La personne blessée sous l’activation ou à la réactivation de sa blessure, blesse.

Si en réponse, en nous, il y a du mouvement (émotions, pensées, réactions négatives), c’est autant à regarder et à soutenir que les faits extérieurs et les conséquences voire la compréhension de l’action de l’autre. C’est une écoute tout en discernement qui s’apprend et s’apprivoise si l’on souhaite cheminer vers Soi.

Et il est à noter qu’à un certain plan, dans notre société, on responsabilise souvent, trop souvent la réelle victime.
Par domination, déni, par sécurisation de son appartenance à un groupe, soumission à l’autorité qui rejoint un besoin de sécurité, évitement du problème et du changement qu’il engendrerait. Ceci n’est pas exhaustif et il s’agit des schémas prioritairement utilisés en réponse à des besoins.

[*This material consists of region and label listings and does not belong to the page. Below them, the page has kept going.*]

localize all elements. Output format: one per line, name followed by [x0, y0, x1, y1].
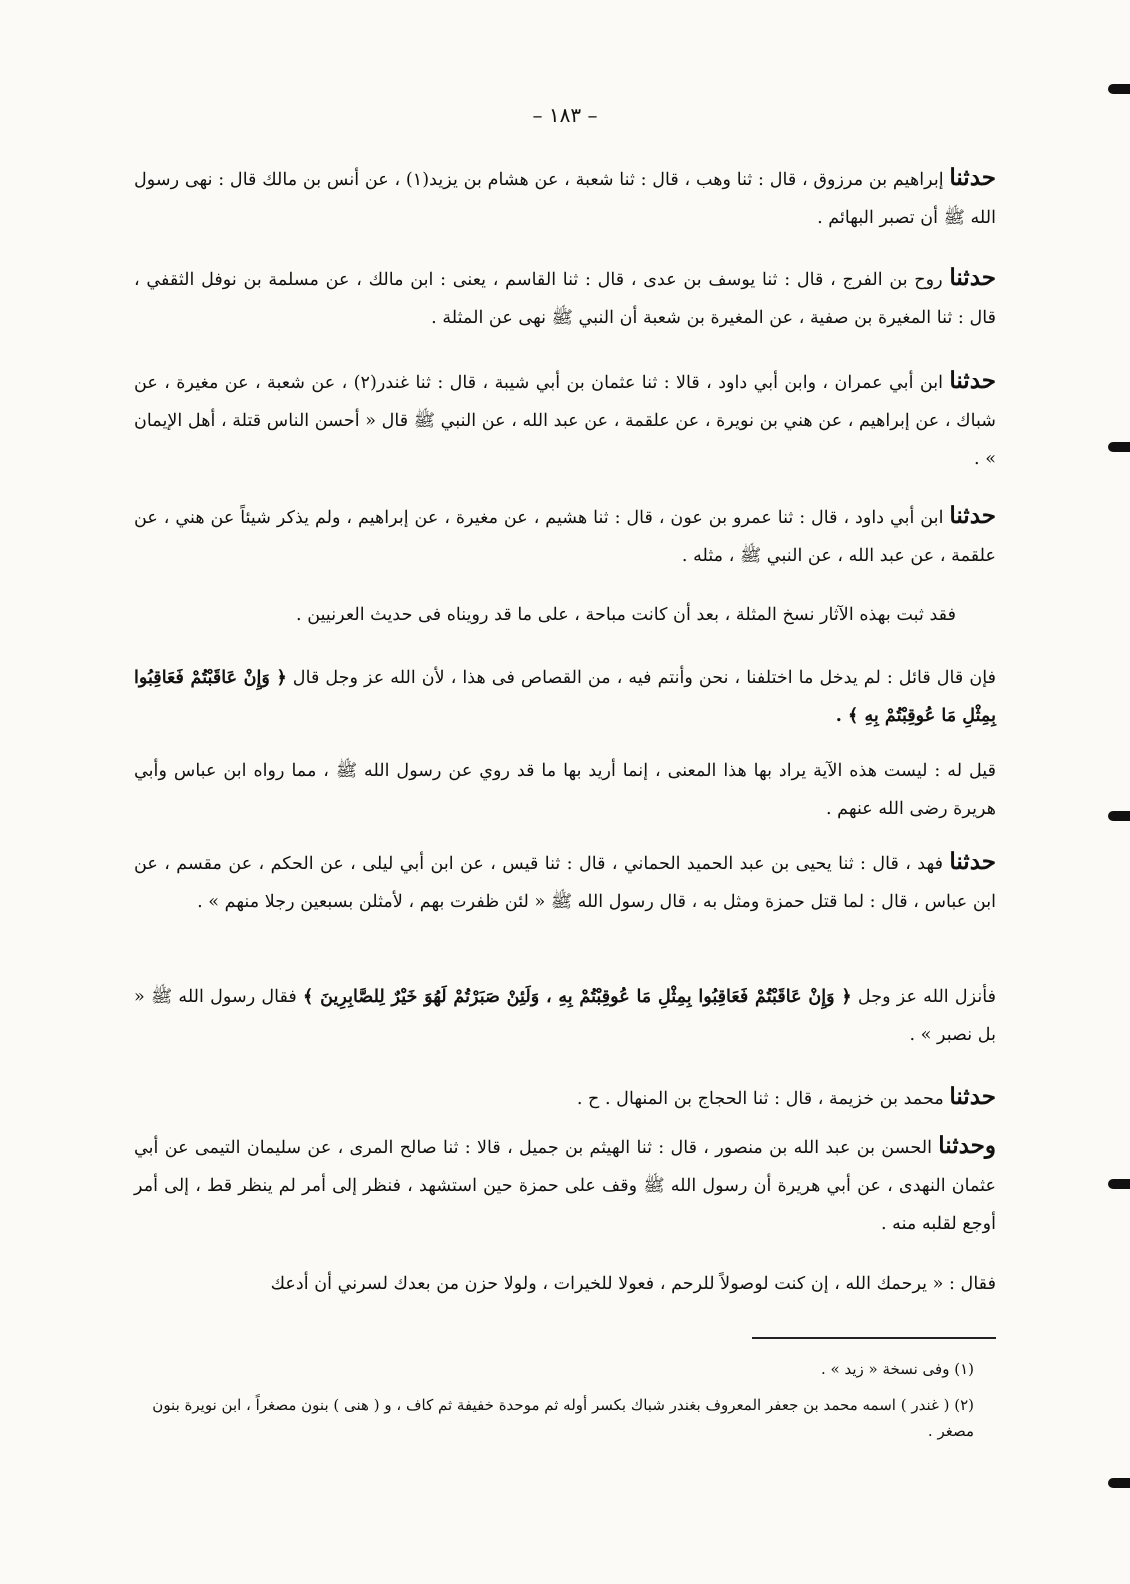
- scan-edge-mark: [1108, 1478, 1130, 1488]
- paragraph-text: إبراهيم بن مرزوق ، قال : ثنا وهب ، قال : ثنا شعبة ، عن هشام بن يزيد(١) ، عن أنس بن مالك قال : نهى رسول الله ﷺ أن تصبر البهائم .: [134, 170, 996, 228]
- paragraph-lead: حدثنا: [949, 1083, 996, 1110]
- footnote: (١) وفى نسخة « زيد » .: [821, 1360, 974, 1378]
- footnote-divider: [752, 1337, 996, 1339]
- quran-verse: ﴿ وَإِنْ عَاقَبْتُمْ فَعَاقِبُوا بِمِثْلِ مَا عُوقِبْتُمْ بِهِ ، وَلَئِنْ صَبَرْتُمْ لَهُوَ خَيْرٌ لِلصَّابِرِينَ ﴾: [303, 986, 852, 1007]
- hadith-paragraph: [134, 1078, 996, 1118]
- scan-edge-mark: [1108, 811, 1130, 821]
- paragraph-text: فإن قال قائل : لم يدخل ما اختلفنا ، نحن وأنتم فيه ، من القصاص فى هذا ، لأن الله عز وجل قال: [292, 668, 997, 688]
- hadith-paragraph: [134, 159, 996, 237]
- paragraph-text: فأنزل الله عز وجل: [857, 987, 997, 1007]
- paragraph-text: فهد ، قال : ثنا يحيى بن عبد الحميد الحماني ، قال : ثنا قيس ، عن ابن أبي ليلى ، عن الحكم ، عن مقسم ، عن ابن عباس ، قال : لما قتل حمزة ومثل به ، قال رسول الله ﷺ « لئن ظفرت بهم ، لأمثلن بسبعين رجلا منهم » .: [134, 854, 996, 912]
- footnote: (٢) ( غندر ) اسمه محمد بن جعفر المعروف بغندر شباك بكسر أوله ثم موحدة خفيفة ثم كاف ، و ( هنى ) بنون مصغراً ، ابن نويرة بنون مصغر .: [152, 1396, 974, 1440]
- hadith-paragraph: [134, 259, 996, 337]
- commentary-paragraph: [134, 596, 956, 634]
- hadith-paragraph: [134, 843, 996, 921]
- scan-edge-mark: [1108, 1179, 1130, 1189]
- commentary-paragraph: [134, 659, 996, 735]
- scan-edge-mark: [1108, 442, 1130, 452]
- paragraph-text: الحسن بن عبد الله بن منصور ، قال : ثنا الهيثم بن جميل ، قالا : ثنا صالح المرى ، عن سليمان التيمى عن أبي عثمان النهدى ، عن أبي هريرة أن رسول الله ﷺ وقف على حمزة حين استشهد ، فنظر إلى أمر لم ينظر قط ، إلى أمر أوجع لقلبه منه .: [134, 1138, 996, 1234]
- paragraph-lead: حدثنا: [949, 848, 996, 875]
- page-number: – ١٨٣ –: [532, 103, 598, 127]
- paragraph-lead: وحدثنا: [938, 1132, 996, 1159]
- paragraph-text: روح بن الفرج ، قال : ثنا يوسف بن عدى ، قال : ثنا القاسم ، يعنى : ابن مالك ، عن مسلمة بن نوفل الثقفي ، قال : ثنا المغيرة بن صفية ، عن المغيرة بن شعبة أن النبي ﷺ نهى عن المثلة .: [134, 270, 996, 328]
- quran-verse: ﴿ وَإِنْ عَاقَبْتُمْ فَعَاقِبُوا بِمِثْلِ مَا عُوقِبْتُمْ بِهِ ﴾ .: [134, 667, 996, 726]
- paragraph-text: قيل له : ليست هذه الآية يراد بها هذا المعنى ، إنما أريد بها ما قد روي عن رسول الله ﷺ ، مما رواه ابن عباس وأبي هريرة رضى الله عنهم .: [134, 761, 996, 819]
- paragraph-text: فقد ثبت بهذه الآثار نسخ المثلة ، بعد أن كانت مباحة ، على ما قد رويناه فى حديث العرنيين .: [296, 605, 956, 625]
- paragraph-text: فقال : « يرحمك الله ، إن كنت لوصولاً للرحم ، فعولا للخيرات ، ولولا حزن من بعدك لسرني أن أدعك: [270, 1274, 996, 1294]
- paragraph-text-continued: فقال رسول الله ﷺ « بل نصبر » .: [134, 987, 996, 1045]
- scan-edge-mark: [1108, 84, 1130, 94]
- commentary-paragraph: [134, 978, 996, 1054]
- paragraph-lead: حدثنا: [949, 367, 996, 394]
- paragraph-lead: حدثنا: [949, 164, 996, 191]
- paragraph-text: محمد بن خزيمة ، قال : ثنا الحجاج بن المنهال . ح .: [576, 1089, 944, 1109]
- paragraph-lead: حدثنا: [949, 264, 996, 291]
- commentary-paragraph: [134, 752, 996, 828]
- hadith-paragraph: [134, 1127, 996, 1243]
- paragraph-text: ابن أبي داود ، قال : ثنا عمرو بن عون ، قال : ثنا هشيم ، عن مغيرة ، عن إبراهيم ، ولم يذكر شيئاً عن هني ، عن علقمة ، عن عبد الله ، عن النبي ﷺ ، مثله .: [134, 508, 996, 566]
- hadith-paragraph: [134, 497, 996, 575]
- paragraph-lead: حدثنا: [949, 502, 996, 529]
- commentary-paragraph: [134, 1265, 996, 1303]
- paragraph-text: ابن أبي عمران ، وابن أبي داود ، قالا : ثنا عثمان بن أبي شيبة ، قال : ثنا غندر(٢) ، عن شعبة ، عن مغيرة ، عن شباك ، عن إبراهيم ، عن هني بن نويرة ، عن علقمة ، عن عبد الله ، عن النبي ﷺ قال « أحسن الناس قتلة ، أهل الإيمان » .: [134, 373, 997, 469]
- hadith-paragraph: [134, 362, 996, 478]
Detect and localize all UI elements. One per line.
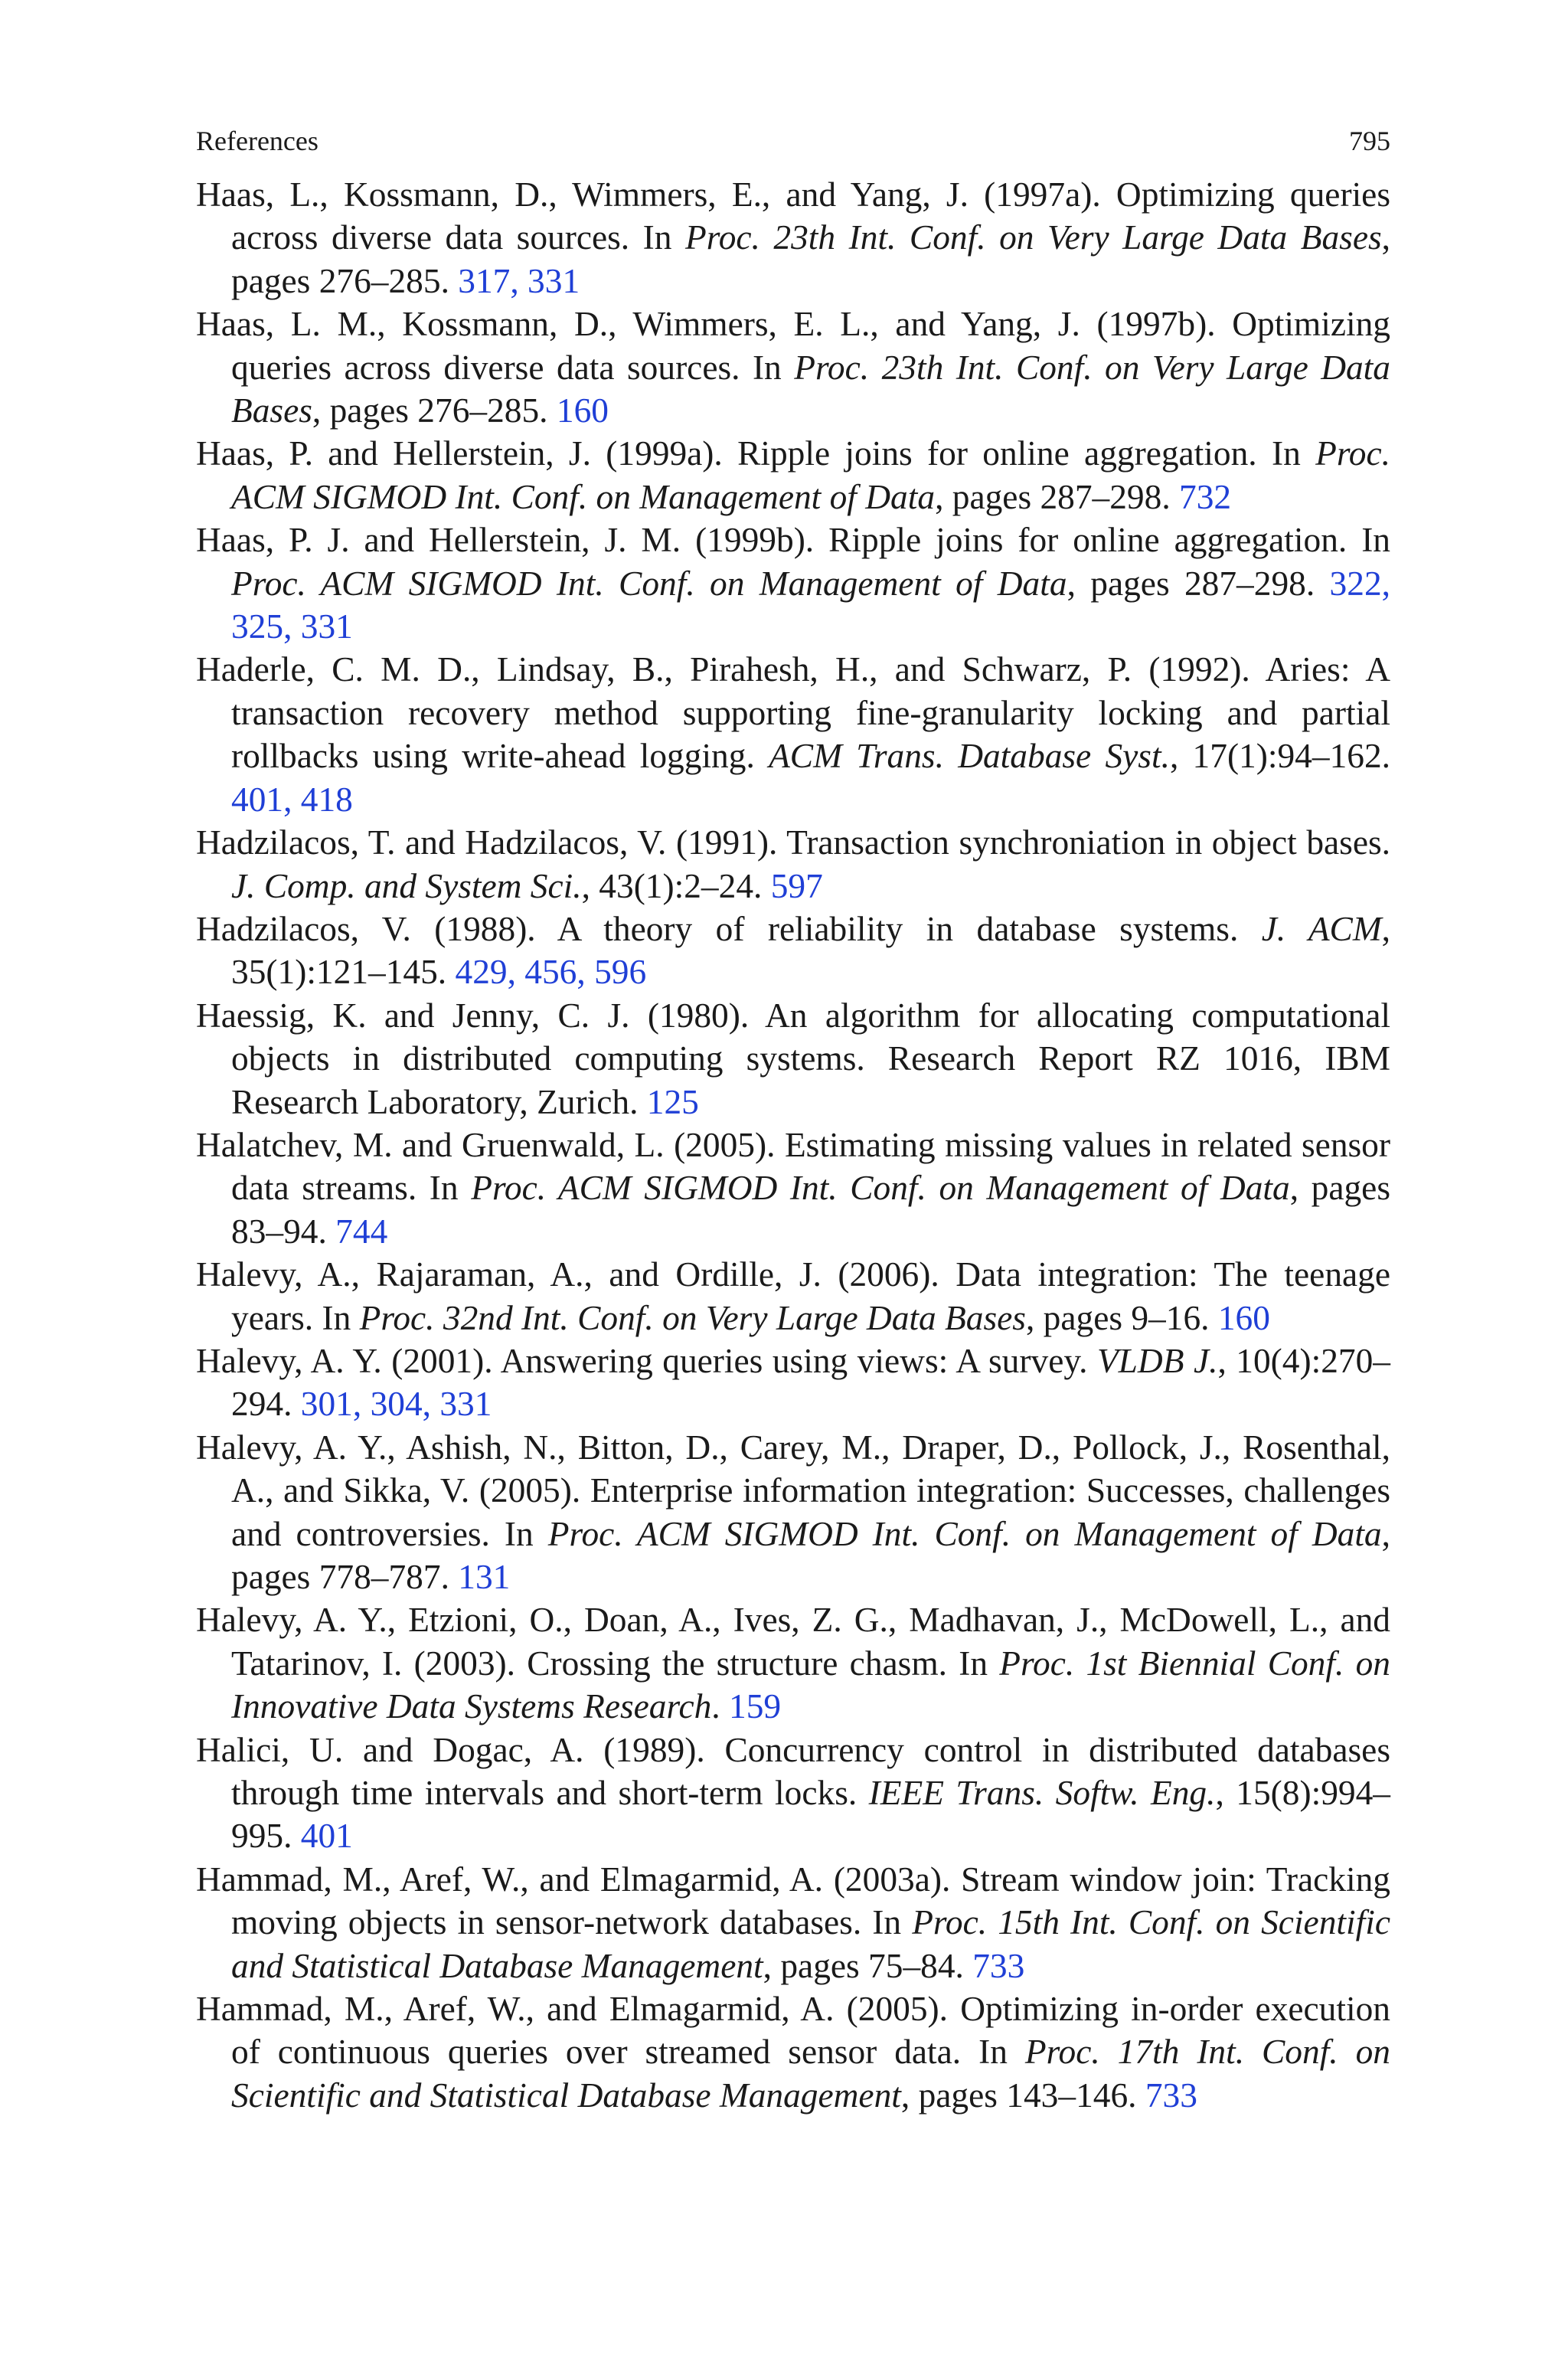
reference-details: , pages 778–787. (231, 1514, 1390, 1596)
reference-entry (196, 1729, 1390, 1858)
backref-link[interactable]: 160 (556, 391, 609, 430)
reference-entry (196, 908, 1390, 994)
page-content (196, 123, 1390, 2117)
reference-text: Halici, U. and Dogac, A. (1989). Concurrency control in distributed databases through time intervals and short-term locks. (196, 1730, 1390, 1813)
backref-link[interactable]: 160 (1217, 1298, 1270, 1337)
reference-details: , pages 287–298. (1067, 564, 1330, 603)
reference-venue: Proc. 15th Int. Conf. on Scientific and Statistical Database Management (231, 1903, 1390, 1985)
backref-link[interactable]: 401 (300, 1817, 353, 1856)
reference-text: Haas, P. J. and Hellerstein, J. M. (1999b). Ripple joins for online aggregation. In (196, 521, 1390, 560)
reference-venue: Proc. 1st Biennial Conf. on Innovative Data Systems Research (231, 1644, 1390, 1726)
reference-text: Halevy, A. Y. (2001). Answering queries using views: A survey. (196, 1341, 1097, 1380)
reference-venue: VLDB J. (1096, 1341, 1218, 1380)
reference-entry (196, 1339, 1390, 1426)
reference-venue: Proc. 17th Int. Conf. on Scientific and Statistical Database Management (231, 2033, 1390, 2115)
reference-entry (196, 1987, 1390, 2117)
reference-details: , pages 276–285. (312, 391, 557, 430)
reference-text: Halevy, A., Rajaraman, A., and Ordille, J. (2006). Data integration: The teenage years. In (196, 1255, 1390, 1337)
reference-entry (196, 303, 1390, 432)
backref-link[interactable]: 125 (646, 1082, 699, 1121)
backref-link[interactable]: 733 (1145, 2075, 1197, 2115)
reference-details: , 43(1):2–24. (581, 866, 771, 905)
backref-link[interactable]: 322, 325, 331 (231, 564, 1390, 646)
reference-text: Hadzilacos, T. and Hadzilacos, V. (1991). Transaction synchroniation in object bases. (196, 823, 1390, 862)
backref-link[interactable]: 597 (770, 866, 823, 905)
reference-venue: Proc. ACM SIGMOD Int. Conf. on Management of Data (231, 564, 1067, 603)
reference-entry (196, 821, 1390, 908)
backref-link[interactable]: 744 (335, 1212, 388, 1251)
reference-text: Haas, L., Kossmann, D., Wimmers, E., and Yang, J. (1997a). Optimizing queries across diverse data sources. In (196, 175, 1390, 257)
reference-text: Hadzilacos, V. (1988). A theory of reliability in database systems. (196, 909, 1262, 948)
backref-link[interactable]: 301, 304, 331 (300, 1385, 492, 1424)
reference-text: Hammad, M., Aref, W., and Elmagarmid, A. (2005). Optimizing in-order execution of continuous queries over streamed sensor data. In (196, 1990, 1390, 2072)
reference-venue: Proc. 23th Int. Conf. on Very Large Data Bases (231, 348, 1390, 430)
reference-entry (196, 1598, 1390, 1728)
reference-list (196, 173, 1390, 2117)
reference-venue: Proc. ACM SIGMOD Int. Conf. on Management of Data (231, 434, 1390, 516)
reference-details: . (711, 1687, 729, 1726)
reference-venue: Proc. 32nd Int. Conf. on Very Large Data Bases (359, 1298, 1026, 1337)
backref-link[interactable]: 732 (1179, 477, 1232, 516)
reference-details: , pages 287–298. (935, 477, 1180, 516)
page-number: 795 (1349, 126, 1390, 156)
backref-link[interactable]: 159 (729, 1687, 782, 1726)
reference-venue: Proc. 23th Int. Conf. on Very Large Data Bases (685, 218, 1382, 257)
reference-details: , pages 143–146. (900, 2075, 1145, 2115)
reference-entry (196, 994, 1390, 1124)
reference-text: Hammad, M., Aref, W., and Elmagarmid, A. (2003a). Stream window join: Tracking moving objects in sensor-network databases. In (196, 1860, 1390, 1942)
reference-entry (196, 1426, 1390, 1599)
reference-venue: Proc. ACM SIGMOD Int. Conf. on Management of Data (547, 1514, 1382, 1553)
backref-link[interactable]: 429, 456, 596 (455, 953, 647, 992)
reference-entry (196, 173, 1390, 303)
reference-details: , 15(8):994–995. (231, 1774, 1390, 1856)
backref-link[interactable]: 317, 331 (458, 261, 580, 300)
reference-entry (196, 1253, 1390, 1339)
reference-entry (196, 432, 1390, 518)
running-head (196, 123, 1390, 159)
reference-details: , 17(1):94–162. (1169, 737, 1390, 776)
reference-details: , pages 276–285. (231, 218, 1390, 300)
reference-venue: ACM Trans. Database Syst. (769, 737, 1170, 776)
reference-venue: Proc. ACM SIGMOD Int. Conf. on Management of Data (471, 1169, 1290, 1208)
reference-text: Haderle, C. M. D., Lindsay, B., Pirahesh, H., and Schwarz, P. (1992). Aries: A transaction recovery method supporting fine-granularity locking and partial rollbacks using write-ahead logging. (196, 650, 1390, 776)
reference-details: , pages 75–84. (763, 1946, 973, 1985)
section-title: References (196, 126, 318, 156)
reference-entry (196, 1124, 1390, 1253)
reference-entry (196, 1858, 1390, 1987)
reference-text: Haas, P. and Hellerstein, J. (1999a). Ripple joins for online aggregation. In (196, 434, 1316, 473)
reference-venue: J. Comp. and System Sci. (231, 866, 582, 905)
reference-entry (196, 648, 1390, 821)
reference-details: , 35(1):121–145. (231, 909, 1390, 992)
reference-venue: J. ACM (1261, 909, 1382, 948)
reference-text: Halatchev, M. and Gruenwald, L. (2005). Estimating missing values in related sensor data streams. In (196, 1125, 1390, 1208)
reference-details: , pages 9–16. (1025, 1298, 1218, 1337)
reference-text: Haas, L. M., Kossmann, D., Wimmers, E. L., and Yang, J. (1997b). Optimizing queries across diverse data sources. In (196, 305, 1390, 387)
backref-link[interactable]: 131 (458, 1558, 511, 1596)
reference-text: Halevy, A. Y., Ashish, N., Bitton, D., Carey, M., Draper, D., Pollock, J., Rosenthal, A., and Sikka, V. (2005). Enterprise information integration: Successes, challenges and controversies. In (196, 1428, 1390, 1553)
reference-details: , 10(4):270–294. (231, 1341, 1391, 1424)
reference-details: , pages 83–94. (231, 1169, 1390, 1251)
reference-entry (196, 518, 1390, 648)
reference-text: Halevy, A. Y., Etzioni, O., Doan, A., Ives, Z. G., Madhavan, J., McDowell, L., and Tatarinov, I. (2003). Crossing the structure chasm. In (196, 1601, 1390, 1683)
backref-link[interactable]: 401, 418 (231, 780, 353, 819)
backref-link[interactable]: 733 (972, 1946, 1025, 1985)
reference-text: Haessig, K. and Jenny, C. J. (1980). An algorithm for allocating computational objects in distributed computing systems. Research Report RZ 1016, IBM Research Laboratory, Zurich. (196, 996, 1390, 1121)
reference-venue: IEEE Trans. Softw. Eng. (868, 1774, 1216, 1813)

Car oui, il s’agit de stratégies et de rôles dans un système compétitif aux besoins de nos vies.

Dans ce même objectif, parfois, il s’agit de se plaindre pour seulement obtenir consciemment ou non, par compensation, dans un rôle stratégique plus ou moins conditionné ou par manipulation.

Théoriquement appeler la victimite, que ce soit par les pleurs et/ou une forme de séduction, la stratégie de l’attendrissement ou de l’apitoiement agit sur un plan égotique/narcissique ou identitaire.

Cela ne conduit pas nécessairement à du mieux être, même, rarement. Bien plus souvent à la reconduction de la blessure.

Il y a aussi un autre chemin.

Avec résilience voire foi, les victimes le trouvent car elles touchent ce pouvoir créateur intérieur sur Soi et avec les autres.

Alors la reconnaissance de sa propre responsabilité est posée, parfois en mettant genoux à terre face à l’impasse d’une situation ou à sa répétition. Il devient évident que l’on a soi même quelque chose à y regarder et surtout, à faire évoluer en soi.

Il y a ici même une clé pour la liberté, l’autonomie tout en étant dans le lien et la coopération.

Mieux que quiconque, dans la connaissance du problème, ces personnes sont porteuses de la ou les solutions.

Avec ce handicap, elles développent alors, comme l’aveugle ses autres sens, d’autres capacités et surtout un savoir être qui relève de l’Être.

Il y a alors à chaque mouvement émotionnel, à chaque difficulté, un pas de plus vers Soi jusqu’au calme du roseau dans le vent.

Un point central à la fois flexible et solide.